Burydan sortit. Le Duc claqua dans ses doigts. Un garde approcha.
- Dis à Nestor de le faire suivre. Je veux savoir où il habite à Ank'Arat. Et qu'il envoie un chevaucheur à Malkchour. Je veux toutes les informations possibles sur cet homme...
- Bien monseigneur
Burydan rentra à son auberge. Il vit qu'un homme le suivait. Mais ce n'était pas un problème, il n'avait pas l'intention de fuir.
- Mais où étais-tu passé ? demanda Eugénie. J'ai failli appeler la milice...
''Elle m'aurait vite retrouvé'', se dit-il.
- Il y a une dame la dessous, j'en suis sûre...
- La seule dame qui me plaît à Ank'Arat c'est toi, ma belle Eugénie.
Il la prit dans ses bras et lui fit deux poutounes sur ses joues. Eugénie rit comme une jeune fille, et lui mit une petite tape sur la main.
- Vil flatteur va !
Burydan se reposa puis dégourdit ses muscles endormis. Le matin du grand jour, il alla aux bains publics, se fit raser et enfila ses habits les plus beaux. Il se présenta devant les portes de Hurlevent.
- Qu'est-ce que tu veux ?
- Je suis Burydan. Le Duc m'attend...
- Ah, c'est toi. Entre... David, l'épéiste est là !

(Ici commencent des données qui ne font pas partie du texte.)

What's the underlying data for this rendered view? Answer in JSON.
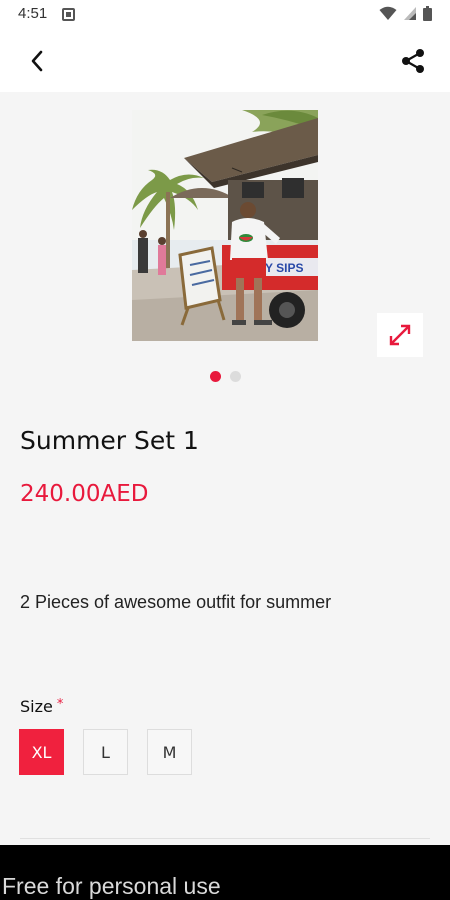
{
  "status_bar": {
    "time": "4:51",
    "icons": [
      "wifi-icon",
      "signal-icon",
      "battery-icon"
    ]
  },
  "app_bar": {
    "back_icon": "chevron-left-icon",
    "share_icon": "share-icon"
  },
  "gallery": {
    "image_alt": "Person at an ICY SIPS drink cart under palm trees",
    "cart_sign_text": "ICY SIPS",
    "expand_icon": "expand-arrows-icon",
    "dot_count": 2,
    "active_dot": 0
  },
  "product": {
    "title": "Summer Set 1",
    "price": "240.00AED",
    "description": "2 Pieces of awesome outfit for summer"
  },
  "size": {
    "label": "Size",
    "required_mark": "*",
    "options": [
      "XL",
      "L",
      "M"
    ],
    "selected": "XL"
  },
  "footer": {
    "watermark": "Free for personal use"
  },
  "colors": {
    "accent": "#e8193c",
    "selected_size_bg": "#f0213e",
    "background": "#f5f5f5"
  }
}
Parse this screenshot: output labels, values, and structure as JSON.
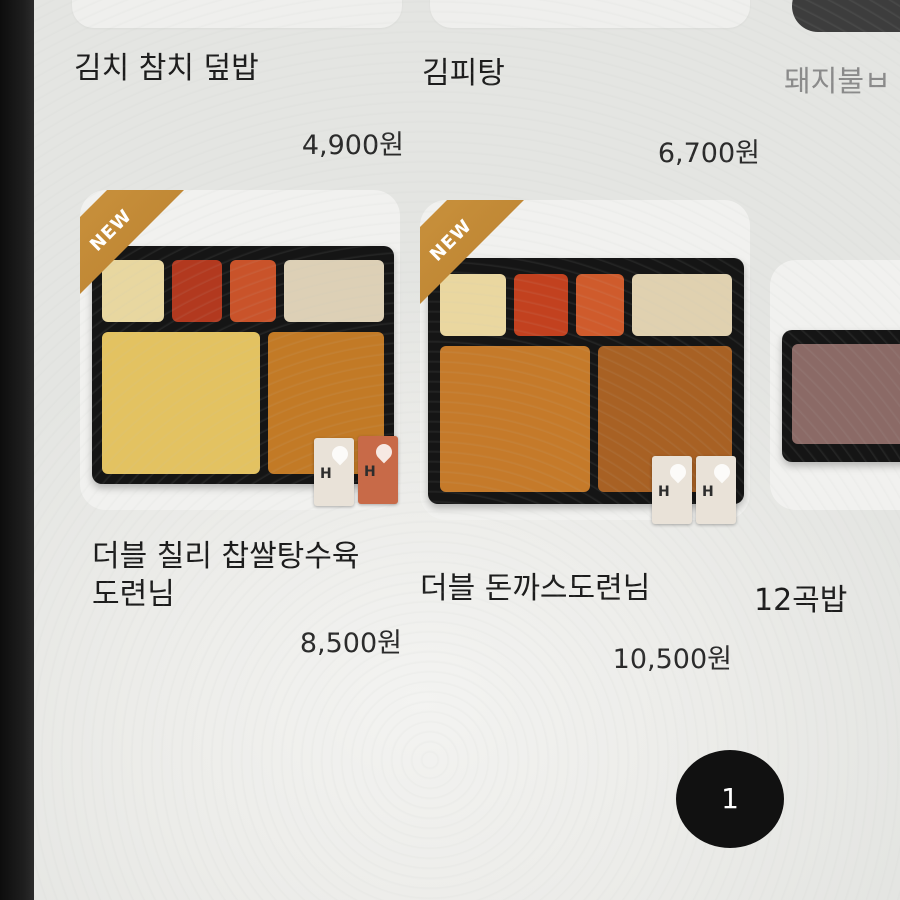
{
  "menu": {
    "items": [
      {
        "name": "김치 참치 덮밥",
        "price": "4,900원",
        "badge": ""
      },
      {
        "name": "김피탕",
        "price": "6,700원",
        "badge": ""
      },
      {
        "name": "돼지불ㅂ",
        "price": "",
        "badge": ""
      },
      {
        "name": "더블 칠리 찹쌀탕수육\n도련님",
        "price": "8,500원",
        "badge": "NEW"
      },
      {
        "name": "더블 돈까스도련님",
        "price": "10,500원",
        "badge": "NEW"
      },
      {
        "name": "12곡밥",
        "price": "",
        "badge": ""
      }
    ]
  },
  "pagination": {
    "current_page": "1"
  },
  "colors": {
    "badge": "#c9913c",
    "page_button": "#111111",
    "background": "#ecece9"
  }
}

Un garde approcha. Burydan le reconnut. C'était l'un des deux qui l'avaient amené au Duc.
- Suis moi...
Il le suivit donc.
- Merci... dit David
- Pourquoi ?
- Tu viens de me faire gagner 10 lunars...
- Pardon ?
- On a parié. Tous étaient persuadés que tu t'enfuirais, et moi j'ai parié que tu viendrais...
Burydan ne dit rien. On pariait sur sa vie...

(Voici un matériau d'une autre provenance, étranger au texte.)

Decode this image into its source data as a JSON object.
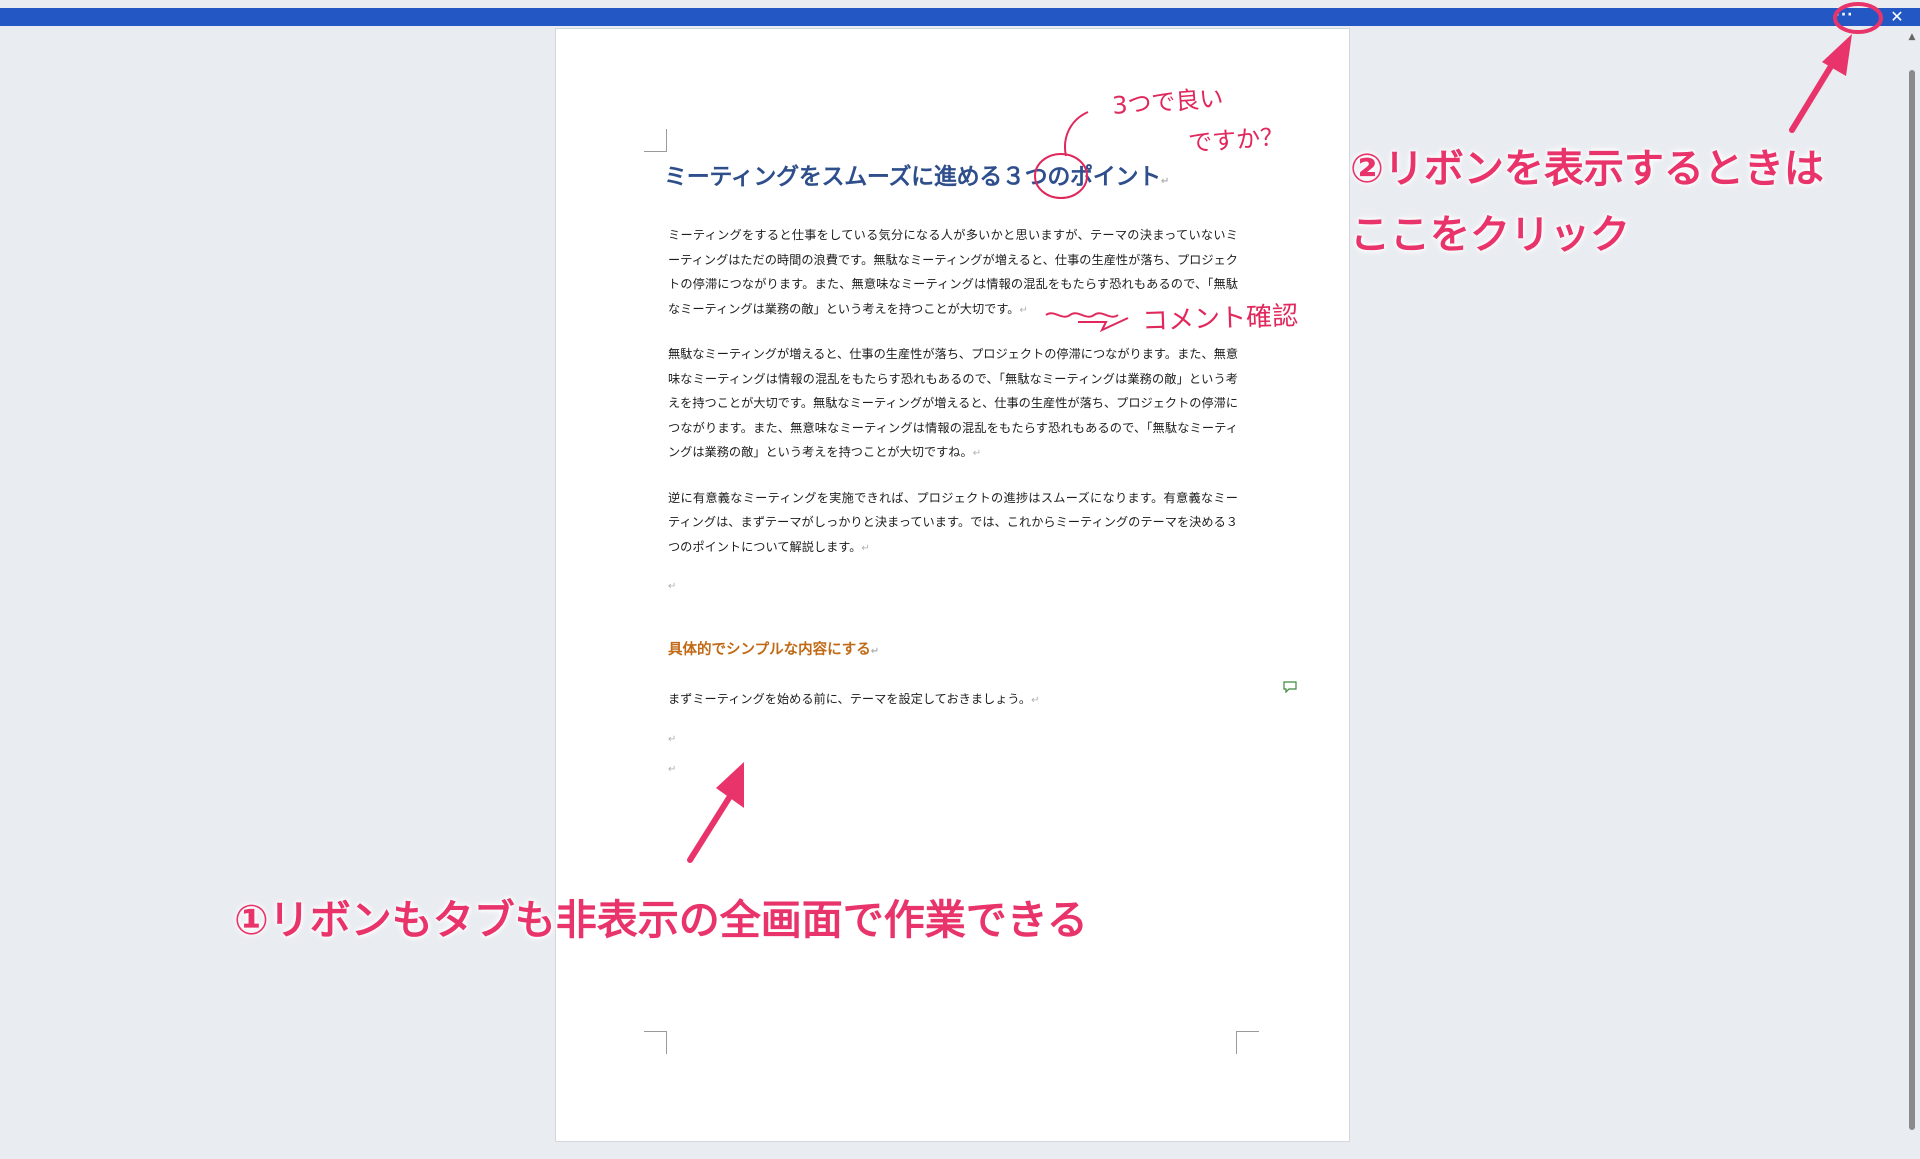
{
  "toolbar": {
    "more_label": "···",
    "close_label": "✕"
  },
  "document": {
    "title": "ミーティングをスムーズに進める３つのポイント",
    "paragraphs": [
      "ミーティングをすると仕事をしている気分になる人が多いかと思いますが、テーマの決まっていないミーティングはただの時間の浪費です。無駄なミーティングが増えると、仕事の生産性が落ち、プロジェクトの停滞につながります。また、無意味なミーティングは情報の混乱をもたらす恐れもあるので、「無駄なミーティングは業務の敵」という考えを持つことが大切です。",
      "無駄なミーティングが増えると、仕事の生産性が落ち、プロジェクトの停滞につながります。また、無意味なミーティングは情報の混乱をもたらす恐れもあるので、「無駄なミーティングは業務の敵」という考えを持つことが大切です。無駄なミーティングが増えると、仕事の生産性が落ち、プロジェクトの停滞につながります。また、無意味なミーティングは情報の混乱をもたらす恐れもあるので、「無駄なミーティングは業務の敵」という考えを持つことが大切ですね。",
      "逆に有意義なミーティングを実施できれば、プロジェクトの進捗はスムーズになります。有意義なミーティングは、まずテーマがしっかりと決まっています。では、これからミーティングのテーマを決める３つのポイントについて解説します。"
    ],
    "heading": "具体的でシンプルな内容にする",
    "body_line": "まずミーティングを始める前に、テーマを設定しておきましょう。",
    "paragraph_mark": "↵"
  },
  "annotations": {
    "ribbon_show_line1": "②リボンを表示するときは",
    "ribbon_show_line2": "ここをクリック",
    "fullscreen_note": "①リボンもタブも非表示の全画面で作業できる",
    "handwritten_1": "3つで良い",
    "handwritten_2": "ですか？",
    "handwritten_3": "コメント確認"
  },
  "colors": {
    "title_bar": "#2358c4",
    "title_text": "#2e4e8c",
    "heading_text": "#c06a16",
    "annotation": "#e8346a"
  }
}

- Et j'ai parié aussi que tu gagnerais contre Artus. Les autres sont sûrs que tu vas perdre. Mais j'ai bien vu comment tu as tué Edmund... alors, si tu es aussi dextre à l'épée...

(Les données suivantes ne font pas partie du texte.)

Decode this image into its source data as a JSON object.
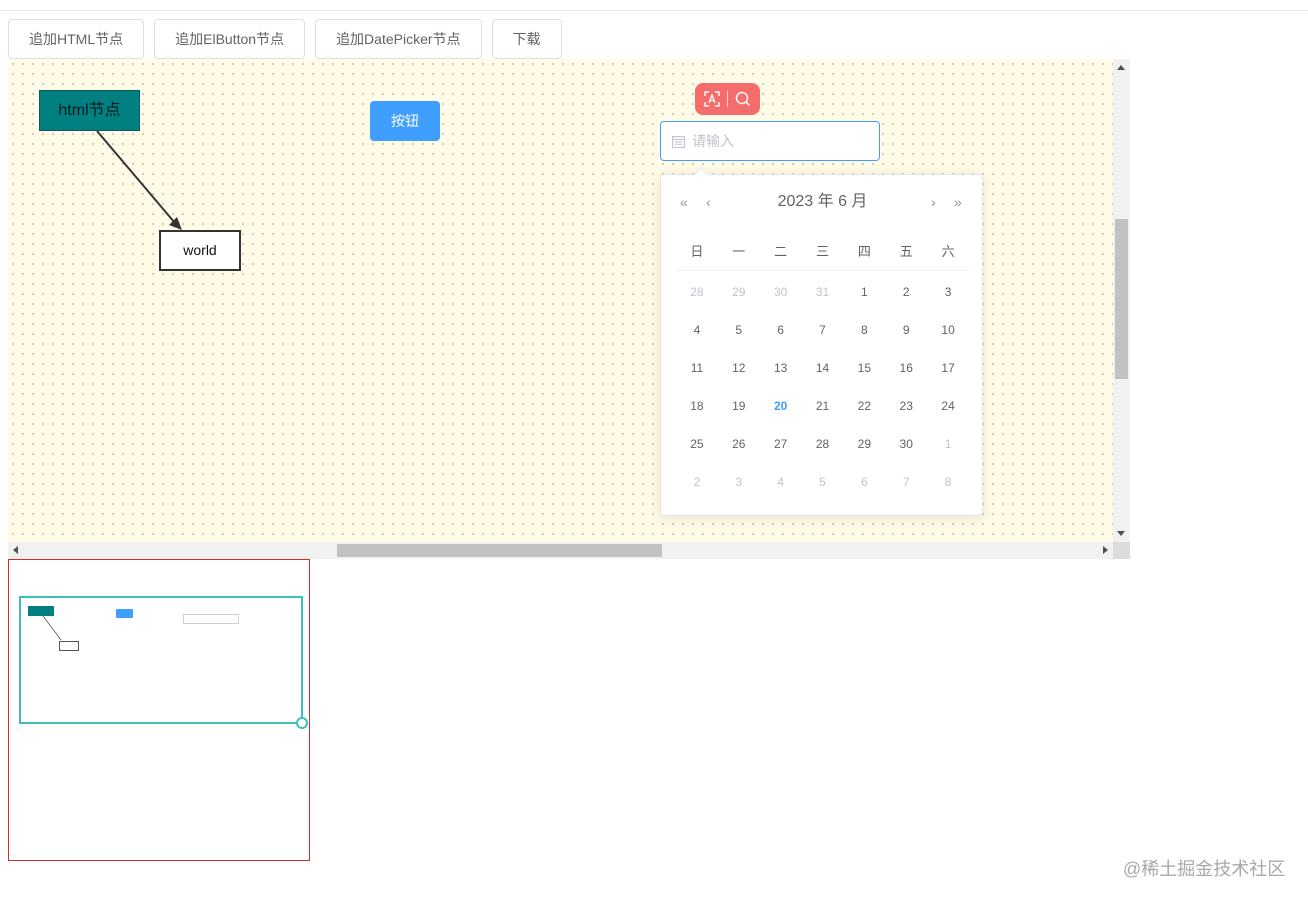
{
  "toolbar": {
    "buttons": [
      {
        "label": "追加HTML节点"
      },
      {
        "label": "追加ElButton节点"
      },
      {
        "label": "追加DatePicker节点"
      },
      {
        "label": "下载"
      }
    ]
  },
  "canvas": {
    "html_node": {
      "label": "html节点"
    },
    "world_node": {
      "label": "world"
    },
    "el_button": {
      "label": "按钮"
    },
    "floating_toolbar": {
      "icons": [
        "text-recognition-icon",
        "search-icon"
      ]
    },
    "date_input": {
      "placeholder": "请输入",
      "icon": "calendar-icon"
    }
  },
  "date_picker": {
    "nav": {
      "prev_year": "«",
      "prev_month": "‹",
      "next_month": "›",
      "next_year": "»"
    },
    "title": "2023 年  6 月",
    "weekdays": [
      "日",
      "一",
      "二",
      "三",
      "四",
      "五",
      "六"
    ],
    "days": [
      [
        "28",
        "29",
        "30",
        "31",
        "1",
        "2",
        "3"
      ],
      [
        "4",
        "5",
        "6",
        "7",
        "8",
        "9",
        "10"
      ],
      [
        "11",
        "12",
        "13",
        "14",
        "15",
        "16",
        "17"
      ],
      [
        "18",
        "19",
        "20",
        "21",
        "22",
        "23",
        "24"
      ],
      [
        "25",
        "26",
        "27",
        "28",
        "29",
        "30",
        "1"
      ],
      [
        "2",
        "3",
        "4",
        "5",
        "6",
        "7",
        "8"
      ]
    ],
    "today": "20",
    "colors": {
      "accent": "#409eff",
      "muted": "#c0c4cc"
    }
  },
  "watermark": "@稀土掘金技术社区",
  "colors": {
    "html_node_bg": "#008080",
    "button_primary": "#409eff",
    "floating_toolbar": "#f56c6c",
    "minimap_border": "#d42a2a",
    "minimap_viewport": "#3cc0b8",
    "canvas_bg": "#fffbe6"
  }
}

Burydan regarda David. La mort de son collègue ne semblait pas le chagriner outre mesure.
- Je ne t'en veux pas pour Edmund, dit David comme s'il lisait dans ses pensées. Personne ne t'en veut d'ailleurs. Ce salopard prenait un malin plaisir à séduire les femmes des autres et s'en vantait ensuite...
- La tienne aussi ?
David ne répondit pas. Ils pénétrèrent dans le plus beau des bâtiment, tout en carrara. Ils s'arrêtèrent devant une porte monumentale, couverte de moulures rehaussées d'astrium.
- Attends ici...
David alla parler à un homme en livrée. Celui-ci acquiesça et disparut par une petite porte. Il revint au bout d'une minute.
- Entrez, dit-il.
Les deux hommes entrèrent. Au bout d'une longue pièce se trouvait le Duc, sur un trône. A ses pieds, couchées et relevées sur un coude, deux de ses concubines. De chaque côté de la pièce, les aristocrates de sa cour en costumes chamarrées étaient venus assister au spectacle.
- Bienvenu Burydan. Pile à l'heure...
(1) Diyu : mythologie utopienne. Partie du monde souterrain où les âmes des damnés subissent des châtiments pour l'éternité.